If i only use siammask i will success

spatra007 commented 3 years ago

Hi @xs818818 , were you able to run this? I am stuck with this in my project and I want to deploy my custom yolov4 darknet model in Nuclio for CVAT auto annotations. Can you share the function and yaml file or atleast a way so that I can refer how to make it work?

nmanovic commented 3 years ago

@spatra007 , please start to read the tutorial. I hope it can help you. https://github.com/openvinotoolkit/cvat/pull/3124

gautami-yara commented 3 years ago

@nmanovic Hi, the tutorial at #3124 is not very helpful as it does tell us how we can change the function.yaml file to upload our own custom Yolov3 models from local machine. Can you please help us?

nmanovic commented 3 years ago

@gautami-yara , could you please describe your issue? The tutorial describes how to create a serverless function from scratch. Thus it should answer how to update function.yaml file. I will be happy to answer on a specific question.

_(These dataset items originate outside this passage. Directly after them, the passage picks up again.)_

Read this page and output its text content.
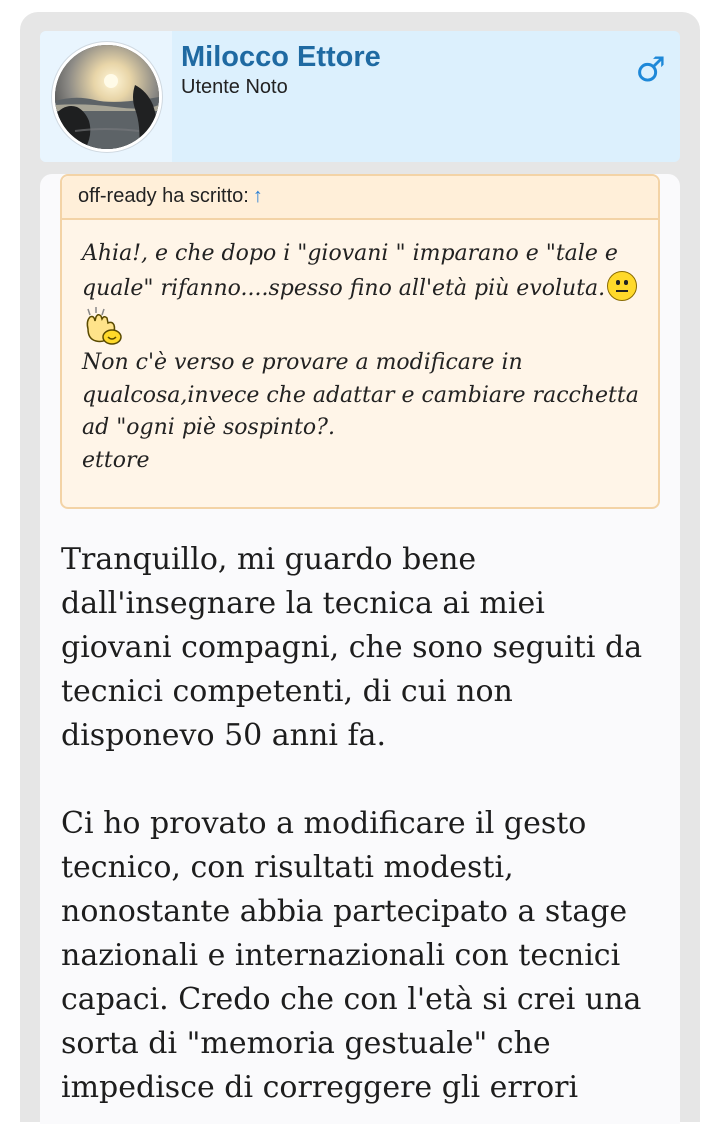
Milocco Ettore
Utente Noto	♂
off-ready ha scritto: ↑
Ahia!, e che dopo i "giovani " imparano e "tale e
quale" rifanno....spesso fino all'età più evoluta.
Non c'è verso e provare a modificare in
qualcosa,invece che adattar e cambiare racchetta
ad "ogni piè sospinto?.
ettore
Tranquillo, mi guardo bene
dall'insegnare la tecnica ai miei
giovani compagni, che sono seguiti da
tecnici competenti, di cui non
disponevo 50 anni fa.
Ci ho provato a modificare il gesto
tecnico, con risultati modesti,
nonostante abbia partecipato a stage
nazionali e internazionali con tecnici
capaci. Credo che con l'età si crei una
sorta di "memoria gestuale" che
impedisce di correggere gli errori
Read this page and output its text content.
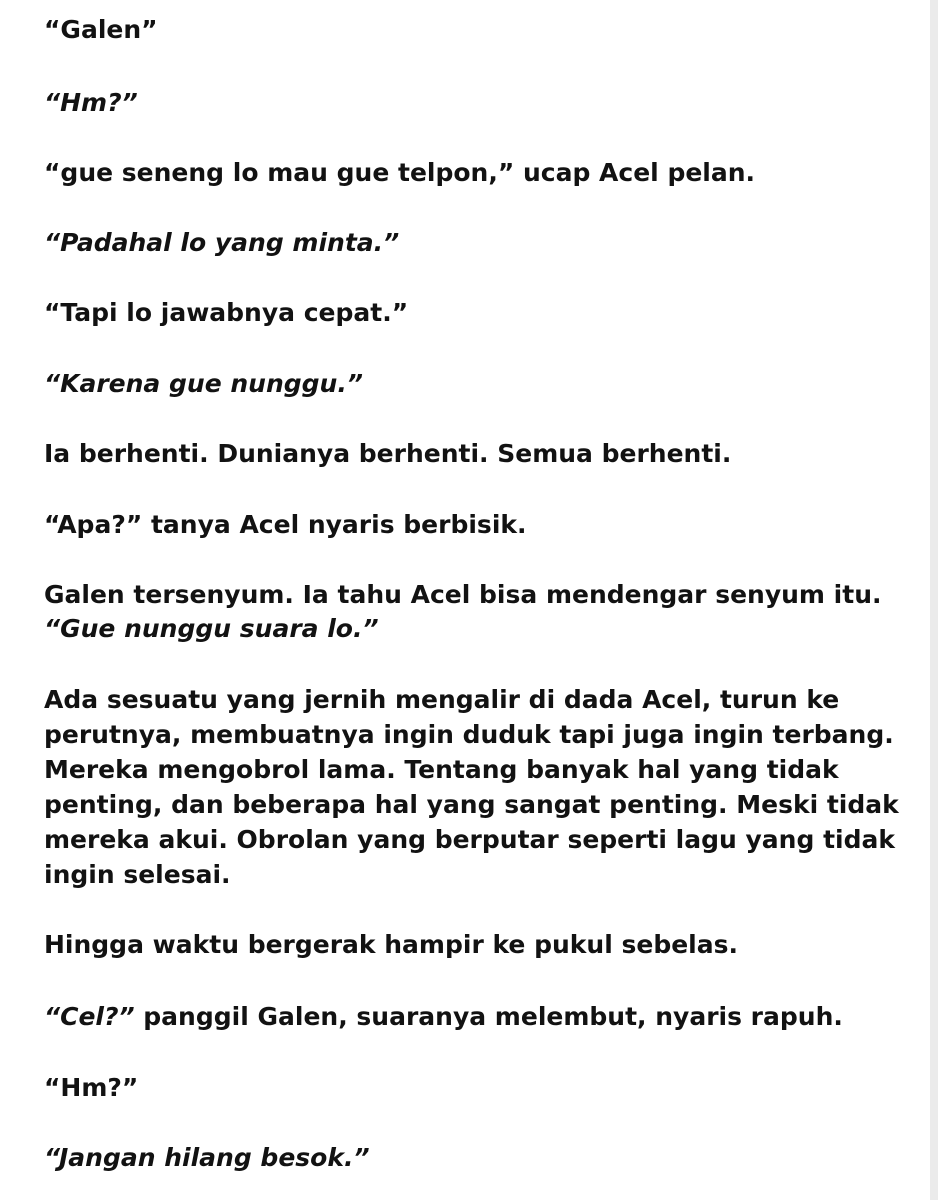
“Galen”
“Hm?”
“gue seneng lo mau gue telpon,” ucap Acel pelan.
“Padahal lo yang minta.”
“Tapi lo jawabnya cepat.”
“Karena gue nunggu.”
Ia berhenti. Dunianya berhenti. Semua berhenti.
“Apa?” tanya Acel nyaris berbisik.
Galen tersenyum. Ia tahu Acel bisa mendengar senyum itu.
“Gue nunggu suara lo.”
Ada sesuatu yang jernih mengalir di dada Acel, turun ke
perutnya, membuatnya ingin duduk tapi juga ingin terbang.
Mereka mengobrol lama. Tentang banyak hal yang tidak
penting, dan beberapa hal yang sangat penting. Meski tidak
mereka akui. Obrolan yang berputar seperti lagu yang tidak
ingin selesai.
Hingga waktu bergerak hampir ke pukul sebelas.
“Cel?” panggil Galen, suaranya melembut, nyaris rapuh.
“Hm?”
“Jangan hilang besok.”
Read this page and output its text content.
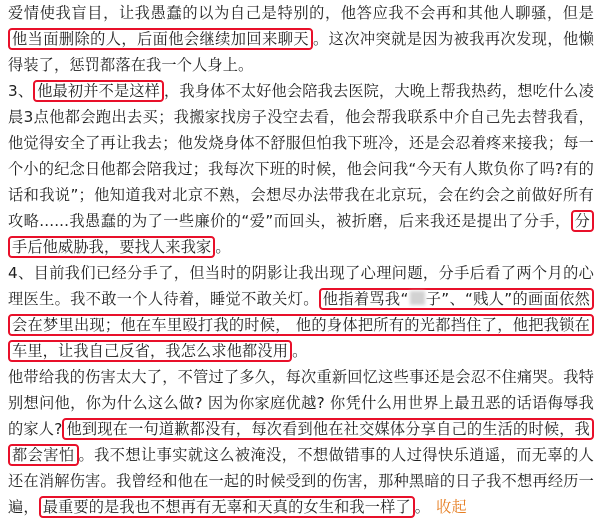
爱情使我盲目，让我愚蠢的以为自己是特别的，他答应我不会再和其他人聊骚，但是他当面删除的人，后面他会继续加回来聊天 。这次冲突就是因为被我再次发现，他懒得装了，惩罚都落在我一个人身上。

3、 他最初并不是这样 ，我身体不太好他会陪我去医院，大晚上帮我热药，想吃什么凌晨3点他都会跑出去买；我搬家找房子没空去看，他会帮我联系中介自己先去替我看，他觉得安全了再让我去；他发烧身体不舒服但怕我下班冷，还是会忍着疼来接我；每一个小的纪念日他都会陪我过；我每次下班的时候，他会问我“今天有人欺负你了吗?有的话和我说”；他知道我对北京不熟，会想尽办法带我在北京玩，会在约会之前做好所有攻略......我愚蠢的为了一些廉价的“爱”而回头，被折磨，后来我还是提出了分手， 分手后他威胁我，要找人来我家 。

4、目前我们已经分手了，但当时的阴影让我出现了心理问题，分手后看了两个月的心理医生。我不敢一个人待着，睡觉不敢关灯。 他指着骂我“ 子”、“贱人”的画面依然会在梦里出现；他在车里殴打我的时候， 他的身体把所有的光都挡住了，他把我锁在车里，让我自己反省，我怎么求他都没用 。

他带给我的伤害太大了，不管过了多久，每次重新回忆这些事还是会忍不住痛哭。我特别想问他，你为什么这么做? 因为你家庭优越? 你凭什么用世界上最丑恶的话语侮辱我的家人? 他到现在一句道歉都没有，每次看到他在社交媒体分享自己的生活的时候，我都会害怕 。我不想让事实就这么被淹没，不想做错事的人过得快乐逍遥，而无辜的人还在消解伤害。我曾经和他在一起的时候受到的伤害，那种黑暗的日子我不想再经历一遍， 最重要的是我也不想再有无辜和天真的女生和我一样了 。 收起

gautami-yara commented 3 years ago

@nmanovic Thank you for replying so promptly. I have built a custom YoloV3 model in my local machine. I am not sure what parameters are supposed to be added in the 'Directives' section in function.yaml file to deploy the model on nuclio. Currently, the tutorial (specifically retinanet) only tells how to use opensource models from model zoos.

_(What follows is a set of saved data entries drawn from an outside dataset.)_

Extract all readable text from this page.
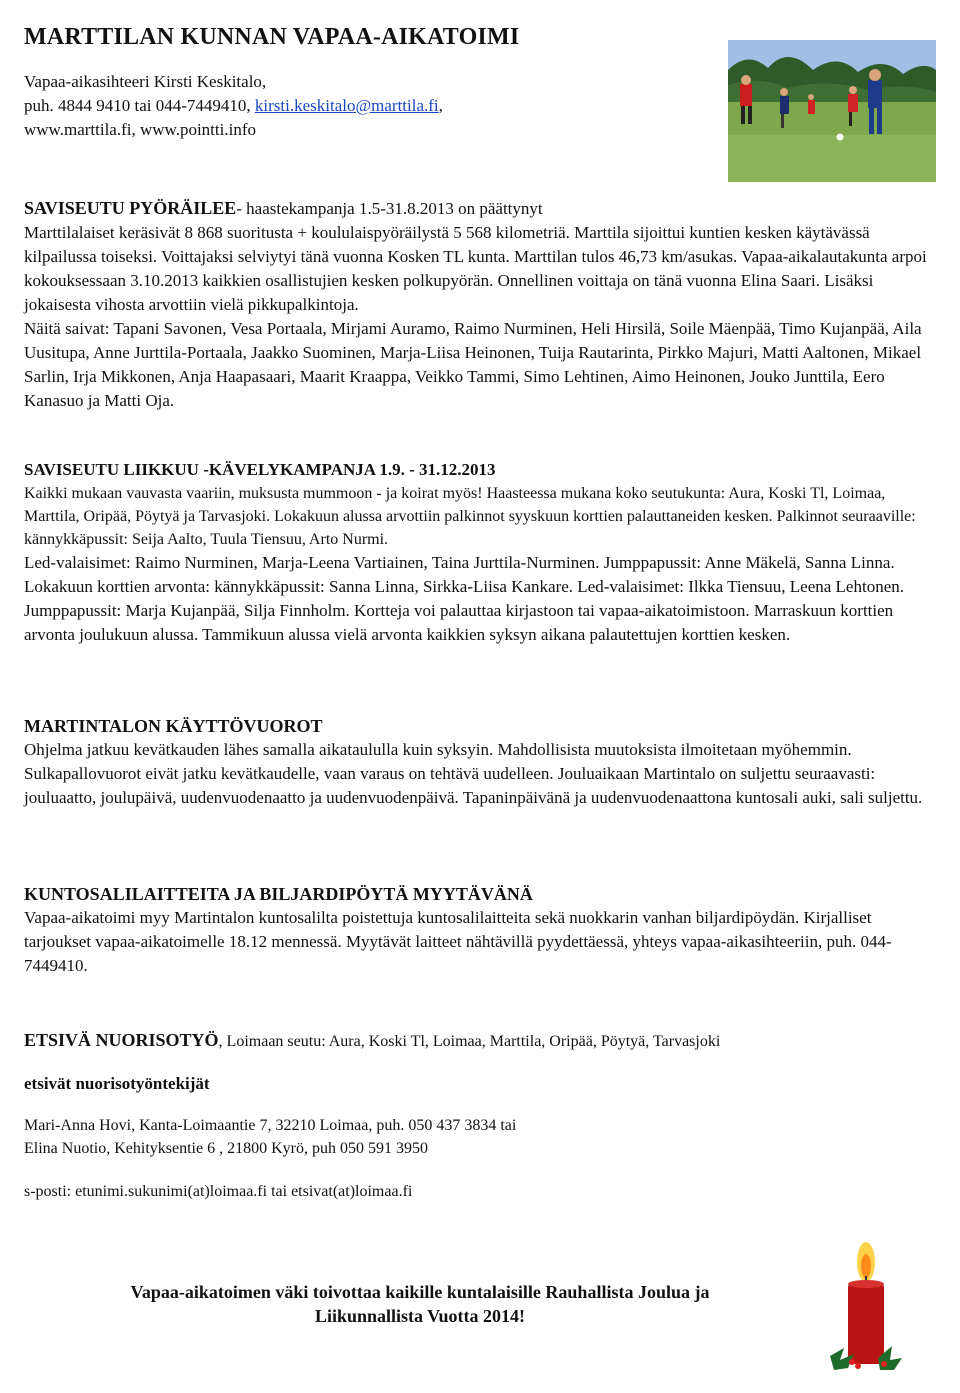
MARTTILAN KUNNAN VAPAA-AIKATOIMI

Vapaa-aikasihteeri Kirsti Keskitalo,

puh. 4844 9410 tai 044-7449410, kirsti.keskitalo@marttila.fi,

www.marttila.fi, www.pointti.info

SAVISEUTU PYÖRÄILEE- haastekampanja 1.5-31.8.2013 on päättynyt

Marttilalaiset keräsivät 8 868 suoritusta + koululaispyöräilystä 5 568 kilometriä. Marttila sijoittui kuntien kesken käytävässä kilpailussa toiseksi. Voittajaksi selviytyi tänä vuonna Kosken TL kunta. Marttilan tulos 46,73 km/asukas. Vapaa-aikalautakunta arpoi kokouksessaan 3.10.2013 kaikkien osallistujien kesken polkupyörän. Onnellinen voittaja on tänä vuonna Elina Saari. Lisäksi jokaisesta vihosta arvottiin vielä pikkupalkintoja.

Näitä saivat: Tapani Savonen, Vesa Portaala, Mirjami Auramo, Raimo Nurminen, Heli Hirsilä, Soile Mäenpää, Timo Kujanpää, Aila Uusitupa, Anne Jurttila-Portaala, Jaakko Suominen, Marja-Liisa Heinonen, Tuija Rautarinta, Pirkko Majuri, Matti Aaltonen, Mikael Sarlin, Irja Mikkonen, Anja Haapasaari, Maarit Kraappa, Veikko Tammi, Simo Lehtinen, Aimo Heinonen, Jouko Junttila, Eero Kanasuo ja Matti Oja.

SAVISEUTU LIIKKUU -KÄVELYKAMPANJA 1.9. - 31.12.2013

Kaikki mukaan vauvasta vaariin, muksusta mummoon - ja koirat myös! Haasteessa mukana koko seutukunta: Aura, Koski Tl, Loimaa, Marttila, Oripää, Pöytyä ja Tarvasjoki. Lokakuun alussa arvottiin palkinnot syyskuun korttien palauttaneiden kesken. Palkinnot seuraaville: kännykkäpussit: Seija Aalto, Tuula Tiensuu, Arto Nurmi.

Led-valaisimet: Raimo Nurminen, Marja-Leena Vartiainen, Taina Jurttila-Nurminen. Jumppapussit: Anne Mäkelä, Sanna Linna. Lokakuun korttien arvonta: kännykkäpussit: Sanna Linna, Sirkka-Liisa Kankare. Led-valaisimet: Ilkka Tiensuu, Leena Lehtonen. Jumppapussit: Marja Kujanpää, Silja Finnholm. Kortteja voi palauttaa kirjastoon tai vapaa-aikatoimistoon. Marraskuun korttien arvonta joulukuun alussa. Tammikuun alussa vielä arvonta kaikkien syksyn aikana palautettujen korttien kesken.

MARTINTALON KÄYTTÖVUOROT

Ohjelma jatkuu kevätkauden lähes samalla aikataululla kuin syksyin. Mahdollisista muutoksista ilmoitetaan myöhemmin. Sulkapallovuorot eivät jatku kevätkaudelle, vaan varaus on tehtävä uudelleen. Jouluaikaan Martintalo on suljettu seuraavasti: jouluaatto, joulupäivä, uudenvuodenaatto ja uudenvuodenpäivä. Tapaninpäivänä ja uudenvuodenaattona kuntosali auki, sali suljettu.

KUNTOSALILAITTEITA JA BILJARDIPÖYTÄ MYYTÄVÄNÄ

Vapaa-aikatoimi myy Martintalon kuntosalilta poistettuja kuntosalilaitteita sekä nuokkarin vanhan biljardipöydän. Kirjalliset tarjoukset vapaa-aikatoimelle 18.12 mennessä. Myytävät laitteet nähtävillä pyydettäessä, yhteys vapaa-aikasihteeriin, puh. 044-7449410.

ETSIVÄ NUORISOTYÖ, Loimaan seutu: Aura, Koski Tl, Loimaa, Marttila, Oripää, Pöytyä, Tarvasjoki

etsivät nuorisotyöntekijät

Mari-Anna Hovi, Kanta-Loimaantie 7, 32210 Loimaa, puh. 050 437 3834 tai

Elina Nuotio, Kehityksentie 6 , 21800 Kyrö, puh 050 591 3950

s-posti: etunimi.sukunimi(at)loimaa.fi tai etsivat(at)loimaa.fi

Vapaa-aikatoimen väki toivottaa kaikille kuntalaisille Rauhallista Joulua ja

Liikunnallista Vuotta 2014!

nmanovic commented 3 years ago

Directives section should contain steps to re-create your local environment inside a docker container. For example, locally you can have interface.py script to run inference of your model. The script depends on a number of python packages. Thus you have to install them. The script can rely on Python3. Thus it has to be available inside the docker container.

https://openvinotoolkit.github.io/cvat/docs/manual/advanced/serverless-tutorial/#dl-model-as-a-serverless-function

When we know how to run the DL model locally, we can prepare a serverless function which can be used by CVAT to annotate data. Let’s see how function.yaml will look like…

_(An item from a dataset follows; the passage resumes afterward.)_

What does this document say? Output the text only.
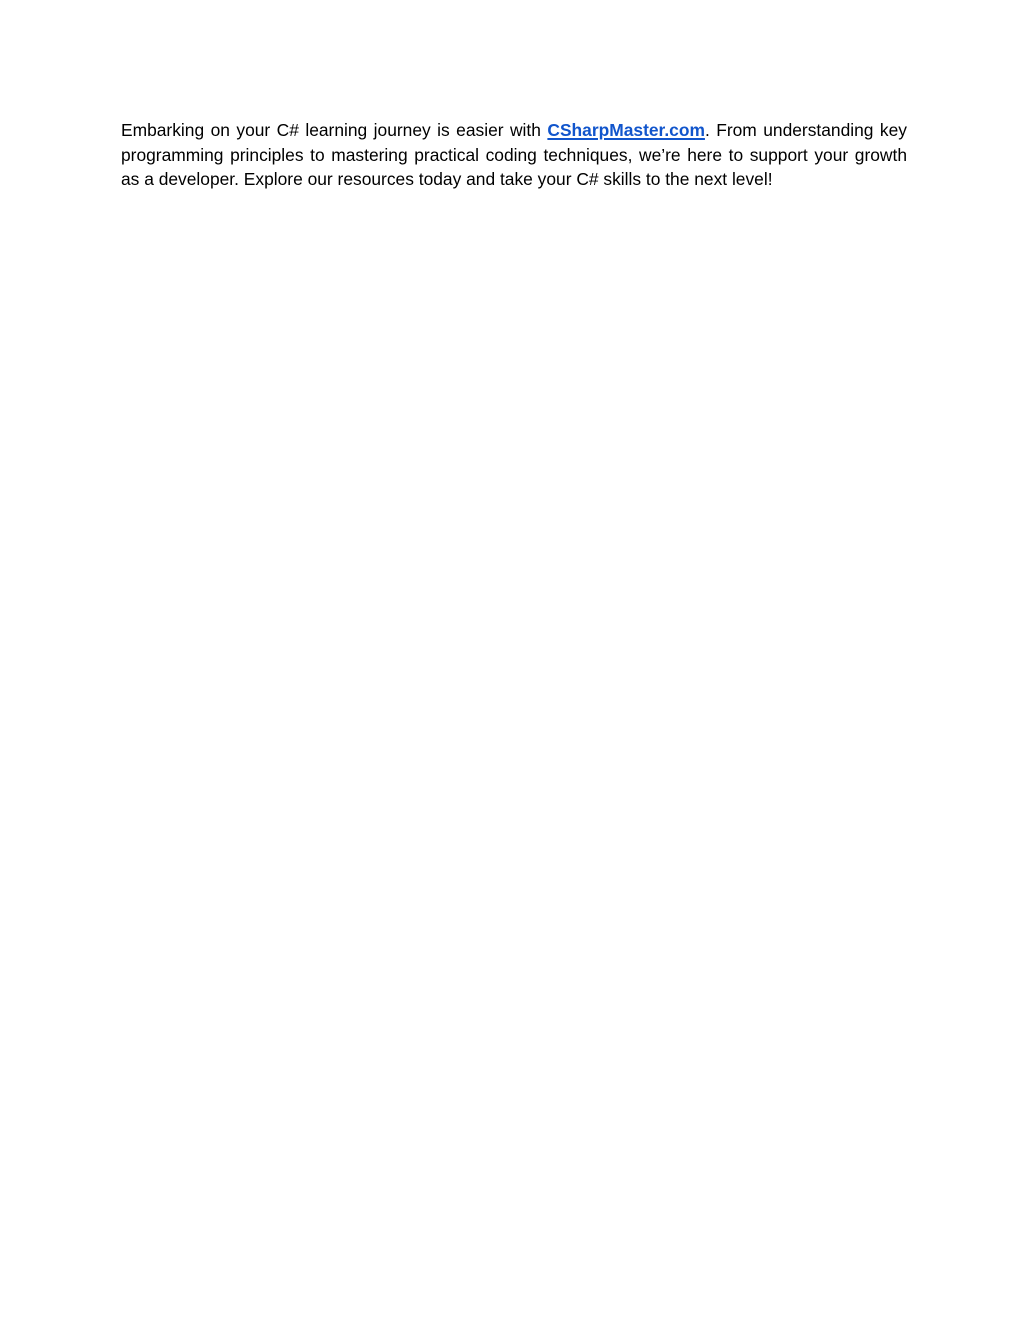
Embarking on your C# learning journey is easier with CSharpMaster.com. From understanding key programming principles to mastering practical coding techniques, we’re here to support your growth as a developer. Explore our resources today and take your C# skills to the next level!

gautami-yara commented 3 years ago

@nmanovic I understand now. Does this also mean that we can deploy models in every format (.h5, .onnx, .pb, etc) as long as we install the correct python packages? Thank you!

nmanovic commented 3 years ago

@gautami-yara , basically you can do that ever you want as soon as your serverless function will accept and return expected json sctructures.